While our public imagination remains occupied with degrees, designations, and secured pensions, Parvaiz Sir belonged to that invisible army of private school teachers who shaped destinies without ever being seen. He taught Mathematics, Science, English, and Social Science—subjects many struggle with individually. His recall of content was so sharp that he could quote lessons word for word, page by page, long after the books had changed. He made learning human. He made teaching sacred.
Yet there was no applause. No award. No headline. He wasn’t just a tutor. He was a nation builder without a title, an administrator without an office, and a scholar without a scale.
Despite this, he never earned more than what a driver or peon in the public sector might take home. No house rent allowance. No LTC. No health cover. No leave benefits. And when cancer slowly began to eat at his body, the system simply watched. There was no insurance, no government support, no institutional safety net. He continued to teach till the very end—not because he had to—but because he loved to.
Herein lies the cruel truth: he suffered in silence—as hundreds still do—because he happened to be brilliant in the wrong place: a private school.
The contradiction is painful. His students today are doctors, engineers, police officers, professors—some drawing government salaries five or ten times higher than what he ever earned. Some have degrees from national universities, yet were once moulded by his chalk and his words. He was, in every sense, their foundation. And still, the world looked away.
He never asked for attention. His piety was soft. He joined Milad-un-Nabi gatherings not to be seen, but to belong. He supported the Baitul Maal even when his own medical bills stood unpaid. He gave from what he didn’t have. That is character. That is faith. And that is pain.
When some of his former students returned as fellow teachers, he welcomed them with open arms. No arrogance. No hierarchy. This humility is rare in an age where ego often walks louder than wisdom.

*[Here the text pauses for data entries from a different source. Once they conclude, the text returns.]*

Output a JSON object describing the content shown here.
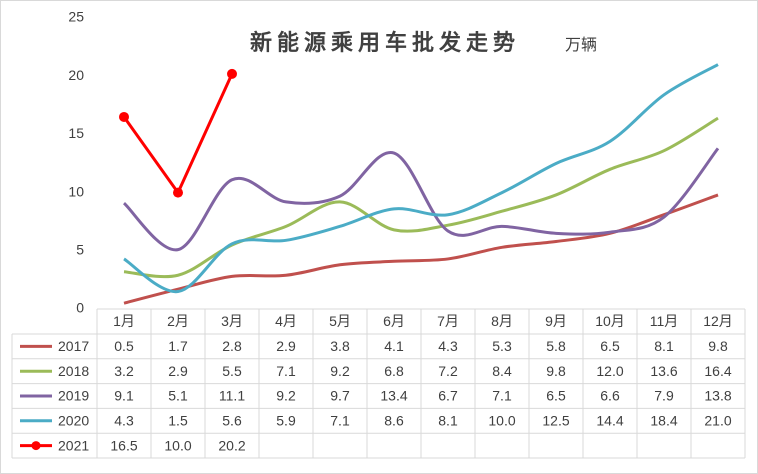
{
  "chart_data": {
    "type": "line",
    "title": "新能源乘用车批发走势",
    "subtitle": "万辆",
    "categories": [
      "1月",
      "2月",
      "3月",
      "4月",
      "5月",
      "6月",
      "7月",
      "8月",
      "9月",
      "10月",
      "11月",
      "12月"
    ],
    "ylim": [
      0,
      25
    ],
    "yticks": [
      0,
      5,
      10,
      15,
      20,
      25
    ],
    "grid": false,
    "data_table": true,
    "series": [
      {
        "name": "2017",
        "color": "#c0504d",
        "smooth": true,
        "marker": false,
        "values": [
          0.5,
          1.7,
          2.8,
          2.9,
          3.8,
          4.1,
          4.3,
          5.3,
          5.8,
          6.5,
          8.1,
          9.8
        ],
        "value_labels": [
          "0.5",
          "1.7",
          "2.8",
          "2.9",
          "3.8",
          "4.1",
          "4.3",
          "5.3",
          "5.8",
          "6.5",
          "8.1",
          "9.8"
        ]
      },
      {
        "name": "2018",
        "color": "#9bbb59",
        "smooth": true,
        "marker": false,
        "values": [
          3.2,
          2.9,
          5.5,
          7.1,
          9.2,
          6.8,
          7.2,
          8.4,
          9.8,
          12.0,
          13.6,
          16.4
        ],
        "value_labels": [
          "3.2",
          "2.9",
          "5.5",
          "7.1",
          "9.2",
          "6.8",
          "7.2",
          "8.4",
          "9.8",
          "12.0",
          "13.6",
          "16.4"
        ]
      },
      {
        "name": "2019",
        "color": "#8064a2",
        "smooth": true,
        "marker": false,
        "values": [
          9.1,
          5.1,
          11.1,
          9.2,
          9.7,
          13.4,
          6.7,
          7.1,
          6.5,
          6.6,
          7.9,
          13.8
        ],
        "value_labels": [
          "9.1",
          "5.1",
          "11.1",
          "9.2",
          "9.7",
          "13.4",
          "6.7",
          "7.1",
          "6.5",
          "6.6",
          "7.9",
          "13.8"
        ]
      },
      {
        "name": "2020",
        "color": "#4bacc6",
        "smooth": true,
        "marker": false,
        "values": [
          4.3,
          1.5,
          5.6,
          5.9,
          7.1,
          8.6,
          8.1,
          10.0,
          12.5,
          14.4,
          18.4,
          21.0
        ],
        "value_labels": [
          "4.3",
          "1.5",
          "5.6",
          "5.9",
          "7.1",
          "8.6",
          "8.1",
          "10.0",
          "12.5",
          "14.4",
          "18.4",
          "21.0"
        ]
      },
      {
        "name": "2021",
        "color": "#ff0000",
        "smooth": false,
        "marker": true,
        "values": [
          16.5,
          10.0,
          20.2,
          null,
          null,
          null,
          null,
          null,
          null,
          null,
          null,
          null
        ],
        "value_labels": [
          "16.5",
          "10.0",
          "20.2",
          null,
          null,
          null,
          null,
          null,
          null,
          null,
          null,
          null
        ]
      }
    ]
  }
}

But with his passing on June 25, 2025, we are not just mourning a man. We are mourning a system that fails its best. Why are private school teachers, often more devoted and brilliant, treated as second-class professionals? Why does our society worship employment, not excellence? Why must men like Parvaiz Sir die quietly for us to remember how brightly they lived?
It is time we stop measuring worth by salary slips. There are thousands like him—burning silently in classrooms, ignored in policymaking, absent in official recognition. They are the real education warriors.

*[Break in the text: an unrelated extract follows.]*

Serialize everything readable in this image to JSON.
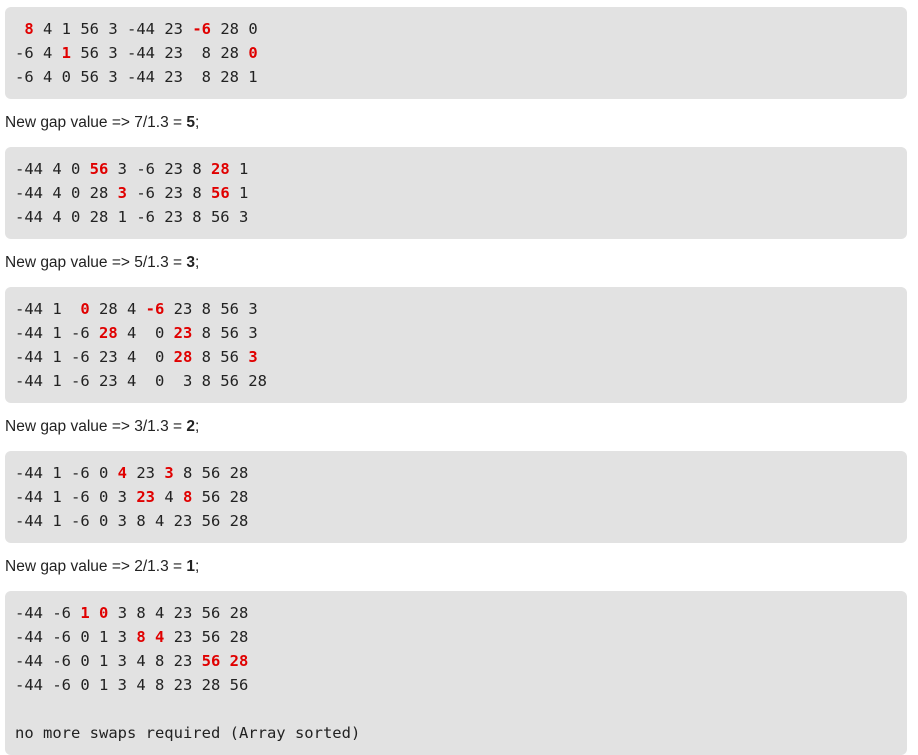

If we truly care about the future of learning in Kashmir and beyond, we must raise our voices for them. We must demand equality in pay, dignity in service, and support in times of illness or loss.
Parvaiz Sir didn’t leave behind riches, nor property. He left behind minds, characters, and hearts—shaped by his hands, softened by his wisdom. Let his legacy be a reminder: sometimes, the most powerful teachers never wear power. They simply give it to others.
He may be gone, but his chalk-dusted fingerprints remain on the souls of a generation. That should haunt us.
Mohammad Aaqib Khan, Pursuing Ph.D in Islamic Studies.